まな板いっぱいの大型黒鯛
丸々と太った大型の黒鯛をさばいた。重さは1,5kgで卵を持って太っている。黒鯛は今がのっこみと言われる産卵期だ。この時期が一番脂がのって美味しい。産卵が終わるとげっそりと痩せて美味しくなくなってしまう。黒鯛釣りに熱中する人は多いが、食べるのが目的ではなく、繊細なあたりと強烈な引きに惹かれるようだ。中学高校の時、黒鯛は潜っていやと言うほど突いた。行けば必ず持って帰る。今もその気で潜れば必ず数枚は手モリで突いてくる。筏の上でじっと待つ釣りは苦手だ。食べるなら突いたほうが早い。

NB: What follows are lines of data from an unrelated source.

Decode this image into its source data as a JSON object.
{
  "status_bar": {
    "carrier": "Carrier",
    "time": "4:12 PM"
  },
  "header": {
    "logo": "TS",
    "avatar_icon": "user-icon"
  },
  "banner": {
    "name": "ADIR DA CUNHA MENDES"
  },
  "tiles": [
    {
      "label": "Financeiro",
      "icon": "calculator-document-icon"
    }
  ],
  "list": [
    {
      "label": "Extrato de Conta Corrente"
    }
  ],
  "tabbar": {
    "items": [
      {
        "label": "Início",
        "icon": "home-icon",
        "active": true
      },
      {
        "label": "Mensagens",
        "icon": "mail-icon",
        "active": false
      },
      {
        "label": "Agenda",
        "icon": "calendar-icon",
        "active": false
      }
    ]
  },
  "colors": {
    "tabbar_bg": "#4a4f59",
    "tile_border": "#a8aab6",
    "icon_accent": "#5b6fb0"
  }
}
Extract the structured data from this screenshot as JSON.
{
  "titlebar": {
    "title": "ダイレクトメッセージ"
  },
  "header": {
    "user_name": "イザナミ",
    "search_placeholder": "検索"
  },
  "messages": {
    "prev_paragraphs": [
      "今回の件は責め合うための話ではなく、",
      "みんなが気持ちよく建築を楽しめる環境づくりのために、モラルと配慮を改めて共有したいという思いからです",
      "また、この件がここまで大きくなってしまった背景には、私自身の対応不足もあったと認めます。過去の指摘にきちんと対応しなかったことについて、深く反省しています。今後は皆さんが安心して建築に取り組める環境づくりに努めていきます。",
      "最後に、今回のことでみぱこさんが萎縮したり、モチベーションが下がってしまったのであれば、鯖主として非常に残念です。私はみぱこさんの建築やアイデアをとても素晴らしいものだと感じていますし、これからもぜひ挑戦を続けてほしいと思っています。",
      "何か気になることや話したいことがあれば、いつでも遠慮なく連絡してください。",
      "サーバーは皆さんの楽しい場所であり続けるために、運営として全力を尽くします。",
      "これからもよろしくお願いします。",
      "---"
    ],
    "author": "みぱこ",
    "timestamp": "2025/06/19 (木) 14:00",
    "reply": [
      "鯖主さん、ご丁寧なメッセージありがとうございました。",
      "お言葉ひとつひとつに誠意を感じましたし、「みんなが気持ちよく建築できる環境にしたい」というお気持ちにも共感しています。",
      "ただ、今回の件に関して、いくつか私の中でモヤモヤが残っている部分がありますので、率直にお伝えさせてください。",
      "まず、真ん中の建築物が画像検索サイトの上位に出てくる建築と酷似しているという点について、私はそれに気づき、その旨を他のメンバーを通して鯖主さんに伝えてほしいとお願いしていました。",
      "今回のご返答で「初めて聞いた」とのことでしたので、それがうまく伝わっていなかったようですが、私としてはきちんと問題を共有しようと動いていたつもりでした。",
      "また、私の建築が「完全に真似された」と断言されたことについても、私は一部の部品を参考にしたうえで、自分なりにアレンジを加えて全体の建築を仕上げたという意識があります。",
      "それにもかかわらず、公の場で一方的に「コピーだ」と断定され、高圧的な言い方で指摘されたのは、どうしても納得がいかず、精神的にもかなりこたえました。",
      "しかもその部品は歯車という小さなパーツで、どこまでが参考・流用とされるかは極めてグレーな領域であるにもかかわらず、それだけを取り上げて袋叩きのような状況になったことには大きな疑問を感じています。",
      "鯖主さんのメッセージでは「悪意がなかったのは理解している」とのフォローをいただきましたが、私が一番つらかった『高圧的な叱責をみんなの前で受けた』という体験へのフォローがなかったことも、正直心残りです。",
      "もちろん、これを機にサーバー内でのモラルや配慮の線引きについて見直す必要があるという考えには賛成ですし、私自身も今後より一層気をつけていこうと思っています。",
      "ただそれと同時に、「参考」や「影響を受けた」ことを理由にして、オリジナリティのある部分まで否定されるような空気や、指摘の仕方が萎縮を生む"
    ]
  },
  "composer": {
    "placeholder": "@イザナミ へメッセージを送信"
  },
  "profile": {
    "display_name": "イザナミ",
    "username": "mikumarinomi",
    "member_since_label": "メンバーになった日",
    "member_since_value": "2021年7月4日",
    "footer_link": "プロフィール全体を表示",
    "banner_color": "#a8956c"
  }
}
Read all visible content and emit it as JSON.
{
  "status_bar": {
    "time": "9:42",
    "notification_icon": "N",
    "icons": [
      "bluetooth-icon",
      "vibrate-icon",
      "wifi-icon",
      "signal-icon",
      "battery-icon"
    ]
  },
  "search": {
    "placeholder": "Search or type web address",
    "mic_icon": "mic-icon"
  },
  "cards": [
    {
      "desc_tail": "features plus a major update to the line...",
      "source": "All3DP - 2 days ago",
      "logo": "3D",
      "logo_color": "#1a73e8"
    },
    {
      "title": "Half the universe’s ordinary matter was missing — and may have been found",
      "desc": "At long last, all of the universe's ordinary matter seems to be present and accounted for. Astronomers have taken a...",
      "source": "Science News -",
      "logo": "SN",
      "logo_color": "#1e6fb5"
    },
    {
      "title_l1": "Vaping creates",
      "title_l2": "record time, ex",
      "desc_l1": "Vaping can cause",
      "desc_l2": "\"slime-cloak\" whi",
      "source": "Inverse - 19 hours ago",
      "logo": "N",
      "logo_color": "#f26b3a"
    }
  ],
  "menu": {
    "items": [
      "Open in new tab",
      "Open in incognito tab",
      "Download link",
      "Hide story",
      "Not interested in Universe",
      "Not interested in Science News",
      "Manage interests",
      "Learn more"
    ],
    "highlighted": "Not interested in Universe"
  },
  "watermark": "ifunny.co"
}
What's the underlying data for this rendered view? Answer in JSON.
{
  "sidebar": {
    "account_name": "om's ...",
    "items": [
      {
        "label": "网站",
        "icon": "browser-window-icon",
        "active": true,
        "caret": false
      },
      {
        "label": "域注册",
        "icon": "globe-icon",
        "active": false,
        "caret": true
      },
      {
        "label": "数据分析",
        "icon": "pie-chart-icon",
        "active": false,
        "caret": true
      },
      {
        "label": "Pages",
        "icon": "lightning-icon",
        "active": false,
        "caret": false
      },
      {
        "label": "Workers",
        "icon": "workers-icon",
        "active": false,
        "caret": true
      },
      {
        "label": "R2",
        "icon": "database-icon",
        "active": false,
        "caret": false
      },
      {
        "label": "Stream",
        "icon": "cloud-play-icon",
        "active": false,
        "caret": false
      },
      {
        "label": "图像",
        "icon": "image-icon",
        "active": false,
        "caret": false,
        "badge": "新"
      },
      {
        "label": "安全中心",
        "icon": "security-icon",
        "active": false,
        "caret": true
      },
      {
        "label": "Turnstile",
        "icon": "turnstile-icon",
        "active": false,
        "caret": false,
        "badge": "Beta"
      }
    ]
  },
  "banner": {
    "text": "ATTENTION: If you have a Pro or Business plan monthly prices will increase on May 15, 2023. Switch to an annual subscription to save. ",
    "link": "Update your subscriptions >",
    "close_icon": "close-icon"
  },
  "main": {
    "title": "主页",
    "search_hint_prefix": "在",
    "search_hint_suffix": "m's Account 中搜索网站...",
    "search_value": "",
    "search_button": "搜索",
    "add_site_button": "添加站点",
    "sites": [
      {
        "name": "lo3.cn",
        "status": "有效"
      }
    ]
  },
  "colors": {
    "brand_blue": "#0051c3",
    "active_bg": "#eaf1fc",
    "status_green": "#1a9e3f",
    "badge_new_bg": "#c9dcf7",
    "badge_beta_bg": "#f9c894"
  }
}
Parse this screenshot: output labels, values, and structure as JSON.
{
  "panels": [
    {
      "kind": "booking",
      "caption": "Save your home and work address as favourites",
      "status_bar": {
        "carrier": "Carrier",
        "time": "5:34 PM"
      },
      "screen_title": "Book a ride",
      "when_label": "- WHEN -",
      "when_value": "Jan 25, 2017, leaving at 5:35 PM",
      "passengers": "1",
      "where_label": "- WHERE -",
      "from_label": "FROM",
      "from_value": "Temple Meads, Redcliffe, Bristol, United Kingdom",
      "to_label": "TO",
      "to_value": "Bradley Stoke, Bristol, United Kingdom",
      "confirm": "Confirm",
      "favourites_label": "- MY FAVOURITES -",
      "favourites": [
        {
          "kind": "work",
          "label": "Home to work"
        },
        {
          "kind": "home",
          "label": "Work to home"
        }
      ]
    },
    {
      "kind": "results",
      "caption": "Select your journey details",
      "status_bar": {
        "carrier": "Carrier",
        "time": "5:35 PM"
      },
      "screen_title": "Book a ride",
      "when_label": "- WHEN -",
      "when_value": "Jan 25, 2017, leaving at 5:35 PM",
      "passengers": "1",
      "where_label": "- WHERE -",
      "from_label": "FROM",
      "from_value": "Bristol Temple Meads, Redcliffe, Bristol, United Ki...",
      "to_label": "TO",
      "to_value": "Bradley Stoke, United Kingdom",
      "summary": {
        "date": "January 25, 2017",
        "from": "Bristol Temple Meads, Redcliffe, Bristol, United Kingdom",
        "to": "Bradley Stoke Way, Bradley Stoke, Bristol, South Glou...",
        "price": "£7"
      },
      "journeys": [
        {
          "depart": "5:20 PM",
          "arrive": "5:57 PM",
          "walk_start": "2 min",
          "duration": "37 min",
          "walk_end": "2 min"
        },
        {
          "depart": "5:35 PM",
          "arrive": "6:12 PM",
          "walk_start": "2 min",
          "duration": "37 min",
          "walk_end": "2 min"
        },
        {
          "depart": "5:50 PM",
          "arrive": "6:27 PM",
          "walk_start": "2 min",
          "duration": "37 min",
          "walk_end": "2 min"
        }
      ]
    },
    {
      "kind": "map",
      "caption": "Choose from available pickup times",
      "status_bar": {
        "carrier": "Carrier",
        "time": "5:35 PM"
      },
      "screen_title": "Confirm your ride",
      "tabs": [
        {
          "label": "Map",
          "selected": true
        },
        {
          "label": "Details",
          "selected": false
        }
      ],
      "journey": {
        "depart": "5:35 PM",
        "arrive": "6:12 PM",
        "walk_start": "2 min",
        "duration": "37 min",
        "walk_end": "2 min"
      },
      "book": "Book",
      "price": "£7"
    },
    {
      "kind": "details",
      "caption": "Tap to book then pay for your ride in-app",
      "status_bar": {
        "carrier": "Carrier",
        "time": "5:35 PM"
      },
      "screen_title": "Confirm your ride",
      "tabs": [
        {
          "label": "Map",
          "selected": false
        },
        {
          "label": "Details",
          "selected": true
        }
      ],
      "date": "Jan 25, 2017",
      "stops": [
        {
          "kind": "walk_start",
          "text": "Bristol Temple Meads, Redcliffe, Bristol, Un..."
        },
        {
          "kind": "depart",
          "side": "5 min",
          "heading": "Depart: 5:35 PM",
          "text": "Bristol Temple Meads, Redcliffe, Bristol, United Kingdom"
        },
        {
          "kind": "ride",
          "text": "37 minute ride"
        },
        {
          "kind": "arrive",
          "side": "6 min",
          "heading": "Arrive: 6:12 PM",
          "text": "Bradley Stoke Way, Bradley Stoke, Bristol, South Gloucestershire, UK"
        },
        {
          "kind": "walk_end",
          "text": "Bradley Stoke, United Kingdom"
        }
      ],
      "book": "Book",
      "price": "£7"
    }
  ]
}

黒鯛は頭も骨も良いスープがとれるからいらない内臓以外は捨てない。とても食べきれないから小分けして冷凍ストック、最初はゴリゴリの身を焼き霜造りにした。カツオと同じように皮を焼いて氷水で冷やす。魚は皮と身の間が一番美味しい。火と氷だから「焼き霜造り」とも言うが湯でもかまわない。皮に熱湯をかけて火を通せば「湯霜造り」になる。カツオの皮は薄いが、魚によっては熱の通りがあまいと皮が硬くて噛み切れないから加減が必要だ。マダイや黒鯛のように皮の厚い魚は熱湯を二回くらいかけたほうが最初は無難だろう。タンパク質は熱を加えることで旨味が増す。タタキは9割の刺身と1割の焼き魚のサンドイッチのようなもので、表面の生臭味も消して魚を美味しく食べる日本人の食文化とも言える。カツオのように平たく並べて薬味を混ぜて庖丁で叩けば「タタキ」にもなる。タタキと似たような中華風、洋風刺身もそのうちに紹介する。カルパッチョのようなものだ。そのほうが単調にワサビ醤油で食べるよりも食欲が進んでたくさん胃袋に入る。